Heritage Action Warns GOPers NOT To Vote For Partial Obamacare Repeal

A GOP effort to repeal part of Obamacare that could get farther than any prior attempt is being opposed by the major conservative group for not going far enough to dismantle the law. Heritage Action for America — the lobbying arm of the conservative think tank the Heritage Foundation — issued a statement threatening to consider the vote on the House bill, expected Friday, a key vote for conservative members.

In the statement, communications director Dan Holler accused GOP leadership of “putting their members in a terrible position,” as the legislation leaves in place some aspects of Obamacare, and argued that by voting in favor of the bill, Republicans are “undermining any serious effort to repeal the law in 2017.”

The repeal legislation, Restoring Americans’ Healthcare Freedom Reconciliation Act, is being brought through a legislative procedure known as budget reconciliation, which only requires a simple majority to advance in the Senate and thus could overcome Democratic opposition to land on President Obama’s desk. However, the maneuver is only workable, under parliamentary rules, if it reduces the deficit and a full-on Obamacare repeal would add $353 billion to the deficit, the Congressional Budget Office has found. So Republicans are targeting only certain aspects of the law — such as the individual and employer mandates — that, if repealed, would reduce the deficit. It would also almost certainly be vetoed by the president.

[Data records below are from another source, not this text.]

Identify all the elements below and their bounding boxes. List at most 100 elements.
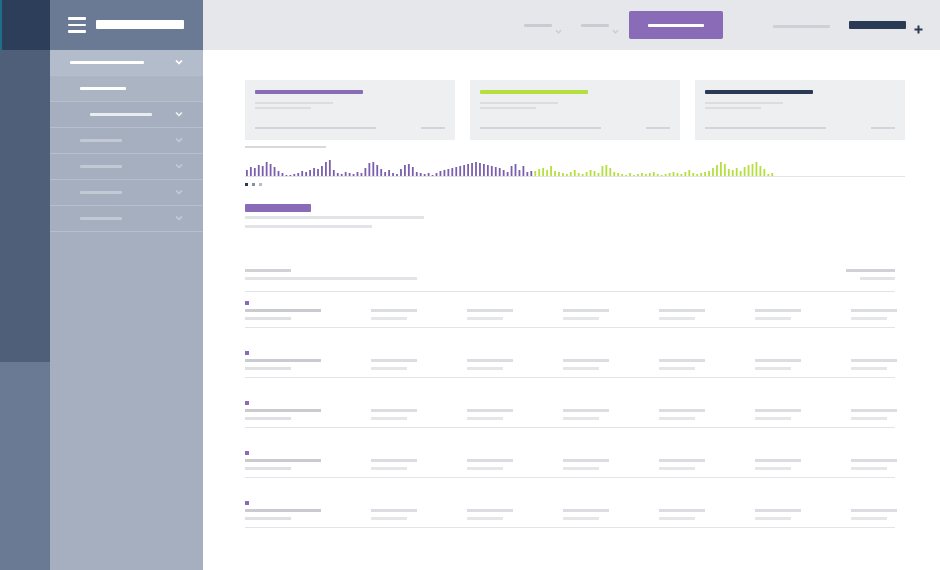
sparkline-bar — [585, 172, 588, 176]
activity-sparkline — [245, 152, 905, 178]
plus-icon[interactable] — [914, 21, 923, 34]
sidebar-item-label — [80, 139, 122, 142]
table-divider — [245, 291, 895, 292]
card-footer — [255, 127, 376, 129]
pager-dot[interactable] — [245, 183, 248, 186]
row-cell-sub — [563, 517, 599, 520]
sparkline-bar — [471, 163, 473, 176]
chevron-down-icon — [175, 162, 183, 170]
sparkline-bar — [723, 164, 726, 176]
sparkline-bar — [313, 168, 315, 176]
row-name — [245, 459, 321, 462]
sparkline-bar — [712, 168, 714, 176]
sidebar-item-3[interactable] — [50, 102, 203, 128]
sparkline-bar — [739, 171, 742, 176]
sidebar-item-7[interactable] — [50, 206, 203, 232]
chevron-down-icon — [175, 136, 183, 144]
sparkline-bar — [510, 166, 513, 176]
row-cell — [563, 459, 609, 462]
sparkline-bar — [356, 172, 359, 176]
row-name — [245, 309, 321, 312]
sparkline-bar — [688, 170, 691, 176]
sparkline-bar — [257, 165, 260, 176]
sidebar-header — [50, 0, 203, 50]
row-name — [245, 409, 321, 412]
row-meta — [245, 367, 291, 370]
sidebar-item-6[interactable] — [50, 180, 203, 206]
row-meta — [245, 417, 291, 420]
sparkline-bar — [455, 167, 458, 176]
sparkline-bar — [755, 162, 758, 176]
status-dot — [245, 401, 249, 405]
row-cell-sub — [371, 517, 407, 520]
row-cell — [563, 309, 609, 312]
sparkline-bar — [601, 166, 604, 176]
sparkline-bar — [301, 171, 304, 176]
sparkline-bar — [546, 170, 548, 176]
section-description — [245, 225, 372, 228]
sidebar-item-4[interactable] — [50, 128, 203, 154]
row-cell — [659, 509, 705, 512]
row-cell-sub — [659, 517, 695, 520]
stat-card-2[interactable] — [470, 80, 680, 140]
sparkline-bar — [336, 173, 339, 176]
sidebar-item-label — [80, 165, 122, 168]
card-footer-value — [421, 127, 445, 129]
sidebar-item-label — [70, 61, 144, 64]
sparkline-bar — [660, 175, 663, 176]
sparkline-bar — [463, 165, 466, 176]
sparkline-bar — [380, 169, 383, 176]
rail-logo[interactable] — [0, 0, 50, 50]
sparkline-label — [245, 146, 326, 148]
row-cell — [851, 509, 897, 512]
sparkline-bar — [522, 166, 525, 176]
pager-dot[interactable] — [252, 183, 255, 186]
sidebar-item-2[interactable] — [50, 76, 203, 102]
chevron-down-icon — [175, 188, 183, 196]
row-cell — [659, 359, 705, 362]
primary-button-label — [648, 24, 704, 27]
table-header-right-sub — [860, 277, 895, 280]
sparkline-bar — [629, 173, 631, 176]
sparkline-bar — [759, 166, 762, 176]
stat-card-1[interactable] — [245, 80, 455, 140]
sparkline-bar — [530, 171, 533, 176]
table-header-right — [846, 269, 895, 272]
sidebar — [50, 0, 203, 570]
row-cell-sub — [659, 467, 695, 470]
row-cell — [467, 309, 513, 312]
row-cell-sub — [371, 317, 407, 320]
dropdown-label — [581, 24, 609, 27]
chevron-down-icon — [555, 22, 562, 34]
row-cell-sub — [755, 317, 791, 320]
sparkline-bar — [490, 166, 493, 176]
sparkline-bar — [360, 173, 363, 176]
hamburger-icon[interactable] — [68, 17, 86, 33]
sparkline-bar — [475, 162, 477, 176]
sparkline-bar — [641, 173, 643, 176]
account-name[interactable] — [849, 21, 906, 29]
stat-card-3[interactable] — [695, 80, 905, 140]
pager-dot[interactable] — [259, 183, 262, 186]
sparkline-bar — [597, 173, 600, 176]
sparkline-bar — [648, 173, 651, 176]
card-subtitle — [255, 107, 311, 109]
sidebar-item-label — [90, 113, 152, 116]
row-cell-sub — [851, 517, 887, 520]
table-divider — [245, 327, 895, 328]
sparkline-bar — [486, 165, 489, 176]
sidebar-item-label — [80, 217, 122, 220]
primary-action-button[interactable] — [629, 11, 723, 39]
row-cell-sub — [659, 417, 695, 420]
sparkline-bar — [735, 168, 738, 176]
sparkline-bar — [483, 164, 485, 176]
row-cell-sub — [755, 367, 791, 370]
user-name[interactable] — [773, 25, 830, 28]
sparkline-bar — [396, 174, 398, 176]
sparkline-bar — [731, 170, 734, 176]
sparkline-bar — [700, 173, 703, 176]
sidebar-item-1[interactable] — [50, 50, 203, 76]
row-cell-sub — [563, 367, 599, 370]
sparkline-bar — [281, 173, 284, 176]
sidebar-item-5[interactable] — [50, 154, 203, 180]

The Heritage Action statement reflects trouble ahead for GOP leaders, who had hoped the vote on partial repeal would be enough to quell shutdown-hungry conservative hardliners ahead of a number of high-stakes fiscal deadlines. The legislation would also only partially block Planned Parenthood’s federal funding, the source of the most recent shutdown scare.

By making the vote a “key vote,” Heritage Action would use the vote in scoring the relative conservatism of GOP lawmakers.

Holler called budget reconciliation a “process that lacks the necessary leverage to ensure the president eventually signs the bill into law.”